Come psicoterapeuta orientata psicodinamicamente, cioè come qualcuno che vuole capire cosa significano significati e sentimenti, so che mentre sto lavorando sugli aspetti pratici di qualsiasi sintomo, i clienti e io stiamo anche raccogliendo informazioni su ciò che accade dietro le quinte nella loro psiche.

Questi significati sono spesso legati a una sorta di conflitto interno che un cliente crede inconsciamente non può essere risolto. Quando finalmente riusciamo a mettere insieme parole e sentimenti, i clienti trovano spesso modi per gestire il conflitto che non era disponibile per la loro mente non verbale. Ma portare questi pensieri non verbalizzati o, come li definì uno psicoanalista britannico Christopher Bollas (2), "lo sconosciuto non pensato" alla luce del giorno, non è sempre un compito semplice. Spesso le informazioni si costruiscono in silenzio finché un'idea non raggiunge la superficie della mente. Sebbene questi momenti "aha!" Sembrino improvvisamente venire, sono in realtà il risultato di mesi, a volte anche di anni, di mettere insieme lentamente pezzi e frammenti fino a cristallizzarsi in un pensiero esplicativo.

Per Mary Louise, è successo un giorno che si è procacciata un cupcake. "Ero lì, sgranocchiando questa piccola delizia meravigliosamente glassata", disse, "e io iniziai a piangere". Aveva imparato dal nostro lavoro per cercare di prestare attenzione a quello a cui stava pensando poco prima di un momento così emozionante, come parte del processo di cercare di capire cosa potrebbe significare. Ha detto: "Stavo pensando a mia madre; e quanto avevo amato cucinare con lei quando ero piccola. E poi ho capito che mi sento così diverso da lei. Non sono la bambina che voleva che io fossi. Le lacrime riempirono i suoi occhi.

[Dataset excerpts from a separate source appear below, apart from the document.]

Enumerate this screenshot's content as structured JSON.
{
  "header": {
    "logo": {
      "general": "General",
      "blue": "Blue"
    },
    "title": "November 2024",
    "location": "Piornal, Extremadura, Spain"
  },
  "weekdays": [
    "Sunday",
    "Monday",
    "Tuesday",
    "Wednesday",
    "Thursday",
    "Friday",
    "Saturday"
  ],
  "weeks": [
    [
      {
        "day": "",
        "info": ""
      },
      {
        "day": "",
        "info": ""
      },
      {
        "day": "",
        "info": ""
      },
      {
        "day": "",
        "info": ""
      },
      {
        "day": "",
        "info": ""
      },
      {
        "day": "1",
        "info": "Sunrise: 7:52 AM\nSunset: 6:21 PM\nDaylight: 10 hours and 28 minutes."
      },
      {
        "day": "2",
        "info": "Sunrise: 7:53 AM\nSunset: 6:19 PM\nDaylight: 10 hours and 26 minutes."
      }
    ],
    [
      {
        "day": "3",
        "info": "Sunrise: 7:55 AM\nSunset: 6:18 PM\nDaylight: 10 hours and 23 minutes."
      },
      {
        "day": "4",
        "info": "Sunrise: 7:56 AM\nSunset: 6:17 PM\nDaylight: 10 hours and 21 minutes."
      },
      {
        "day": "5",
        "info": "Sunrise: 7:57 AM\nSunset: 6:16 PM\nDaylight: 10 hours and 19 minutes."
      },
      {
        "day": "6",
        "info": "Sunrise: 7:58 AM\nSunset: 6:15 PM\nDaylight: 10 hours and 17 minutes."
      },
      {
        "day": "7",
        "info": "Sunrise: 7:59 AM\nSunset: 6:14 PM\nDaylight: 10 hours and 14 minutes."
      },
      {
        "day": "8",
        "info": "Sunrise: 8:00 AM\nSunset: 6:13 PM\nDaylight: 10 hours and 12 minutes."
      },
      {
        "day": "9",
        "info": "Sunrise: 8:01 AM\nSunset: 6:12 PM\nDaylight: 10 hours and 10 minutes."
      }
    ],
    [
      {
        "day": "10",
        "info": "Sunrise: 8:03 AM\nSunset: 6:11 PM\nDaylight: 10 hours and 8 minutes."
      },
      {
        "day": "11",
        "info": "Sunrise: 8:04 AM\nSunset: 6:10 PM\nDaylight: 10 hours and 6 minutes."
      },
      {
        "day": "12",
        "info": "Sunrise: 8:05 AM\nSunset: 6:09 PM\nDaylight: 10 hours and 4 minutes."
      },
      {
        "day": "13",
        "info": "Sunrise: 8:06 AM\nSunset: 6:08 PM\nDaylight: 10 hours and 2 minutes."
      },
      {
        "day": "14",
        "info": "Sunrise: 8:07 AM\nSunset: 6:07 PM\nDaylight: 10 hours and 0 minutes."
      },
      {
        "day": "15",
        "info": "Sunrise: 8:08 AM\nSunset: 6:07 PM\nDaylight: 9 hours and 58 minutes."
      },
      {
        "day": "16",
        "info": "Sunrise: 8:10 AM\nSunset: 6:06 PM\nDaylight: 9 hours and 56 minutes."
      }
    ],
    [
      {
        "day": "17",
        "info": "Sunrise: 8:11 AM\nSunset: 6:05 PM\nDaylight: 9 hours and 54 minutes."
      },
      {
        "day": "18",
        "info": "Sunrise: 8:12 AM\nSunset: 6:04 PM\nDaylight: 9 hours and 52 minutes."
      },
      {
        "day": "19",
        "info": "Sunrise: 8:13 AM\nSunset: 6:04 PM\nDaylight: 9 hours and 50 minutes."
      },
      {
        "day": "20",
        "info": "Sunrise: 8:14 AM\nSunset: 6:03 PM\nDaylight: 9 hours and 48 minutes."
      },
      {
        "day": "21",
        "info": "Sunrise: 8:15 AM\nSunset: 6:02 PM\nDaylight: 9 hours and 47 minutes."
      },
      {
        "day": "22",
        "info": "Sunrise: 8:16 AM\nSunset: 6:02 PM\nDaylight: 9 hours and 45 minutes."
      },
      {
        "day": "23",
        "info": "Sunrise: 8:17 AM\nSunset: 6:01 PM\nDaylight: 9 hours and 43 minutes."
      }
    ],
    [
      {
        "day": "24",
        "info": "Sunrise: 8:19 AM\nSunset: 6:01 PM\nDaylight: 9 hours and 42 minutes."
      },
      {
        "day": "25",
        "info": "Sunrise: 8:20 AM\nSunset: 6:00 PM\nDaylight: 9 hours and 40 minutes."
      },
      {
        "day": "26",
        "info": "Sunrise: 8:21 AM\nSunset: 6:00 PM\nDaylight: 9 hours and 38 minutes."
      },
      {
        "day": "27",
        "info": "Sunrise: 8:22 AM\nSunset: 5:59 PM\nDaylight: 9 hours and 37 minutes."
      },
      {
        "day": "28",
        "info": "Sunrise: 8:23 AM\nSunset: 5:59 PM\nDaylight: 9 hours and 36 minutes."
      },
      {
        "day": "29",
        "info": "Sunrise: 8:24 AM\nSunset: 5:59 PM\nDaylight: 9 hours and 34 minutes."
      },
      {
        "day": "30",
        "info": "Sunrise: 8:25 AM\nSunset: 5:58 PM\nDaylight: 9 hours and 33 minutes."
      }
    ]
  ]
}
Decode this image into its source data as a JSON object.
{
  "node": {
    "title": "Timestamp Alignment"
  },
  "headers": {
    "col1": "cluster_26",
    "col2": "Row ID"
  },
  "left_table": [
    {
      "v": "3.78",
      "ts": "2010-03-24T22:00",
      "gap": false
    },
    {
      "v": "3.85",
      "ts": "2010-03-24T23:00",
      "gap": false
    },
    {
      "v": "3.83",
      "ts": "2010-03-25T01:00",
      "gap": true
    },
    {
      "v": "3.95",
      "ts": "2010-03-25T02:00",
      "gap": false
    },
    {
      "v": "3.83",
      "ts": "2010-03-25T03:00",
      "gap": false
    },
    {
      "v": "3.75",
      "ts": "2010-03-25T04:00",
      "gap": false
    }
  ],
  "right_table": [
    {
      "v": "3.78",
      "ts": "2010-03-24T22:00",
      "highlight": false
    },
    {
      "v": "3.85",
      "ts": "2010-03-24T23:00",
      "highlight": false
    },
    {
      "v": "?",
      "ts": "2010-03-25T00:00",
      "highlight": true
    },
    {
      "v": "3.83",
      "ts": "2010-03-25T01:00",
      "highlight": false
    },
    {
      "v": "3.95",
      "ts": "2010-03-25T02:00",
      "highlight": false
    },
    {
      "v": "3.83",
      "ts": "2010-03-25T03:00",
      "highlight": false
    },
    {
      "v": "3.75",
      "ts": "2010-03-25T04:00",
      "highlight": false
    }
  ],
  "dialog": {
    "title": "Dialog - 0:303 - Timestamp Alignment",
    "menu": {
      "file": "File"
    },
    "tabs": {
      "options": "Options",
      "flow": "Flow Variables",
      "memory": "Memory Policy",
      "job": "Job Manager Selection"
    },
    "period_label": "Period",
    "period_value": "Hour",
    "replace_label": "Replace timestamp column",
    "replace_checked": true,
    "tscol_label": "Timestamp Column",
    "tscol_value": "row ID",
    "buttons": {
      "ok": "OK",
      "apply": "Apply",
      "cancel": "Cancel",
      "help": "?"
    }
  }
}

Potrebbe sembrare che stavamo aprendo la paura di Mary Louise che sua madre fosse delusa da lei, ma in realtà non era affatto così. Lei e sua madre erano molto vicine e sapeva che sua madre era molto orgogliosa di lei. Quello che Mary Louise stava iniziando a esprimere a parole era il suo conflitto "impensato" tra il desiderio di essere una ragazza dolce e innocente (rappresentata in quel momento dal suo cupcake) e una donna forte e indipendente (rappresentata dal suo lavoro e dal suo viaggio ). Anche se può sembrare semplice, questo conflitto ha molti fili sottili e potenti che siamo stati in grado di seguire nella nostra terapia. In parte, si trattava delle paure di Mary Louise che non poteva essere indipendente e bisognosa; che non poteva essere una donna forte e in una relazione d'amore; e che lei non potesse essere potente, femminile, amante e amata allo stesso tempo.

Nello stesso tempo in cui abbiamo seguito questi thread e lei ha iniziato a mettere in discussione le sue idee non dette, Mary Louise ha continuato a lavorare sulle tecniche pratiche che aveva imparato ad usare quando saliva su un aereo. E la sua paura di volare gradualmente scomparve completamente.

* I nomi e le informazioni identificative sono stati modificati per proteggere la privacy di individui e famiglie

Riferimenti:

1) John Gedo, 1991, The Biology of Clinical Encounters: Psychoanalysis as a Science of Mind.

2) Christopher Bollas, 1989, The Shadow of the Object: Psychoanalysis of Unthought Unknown.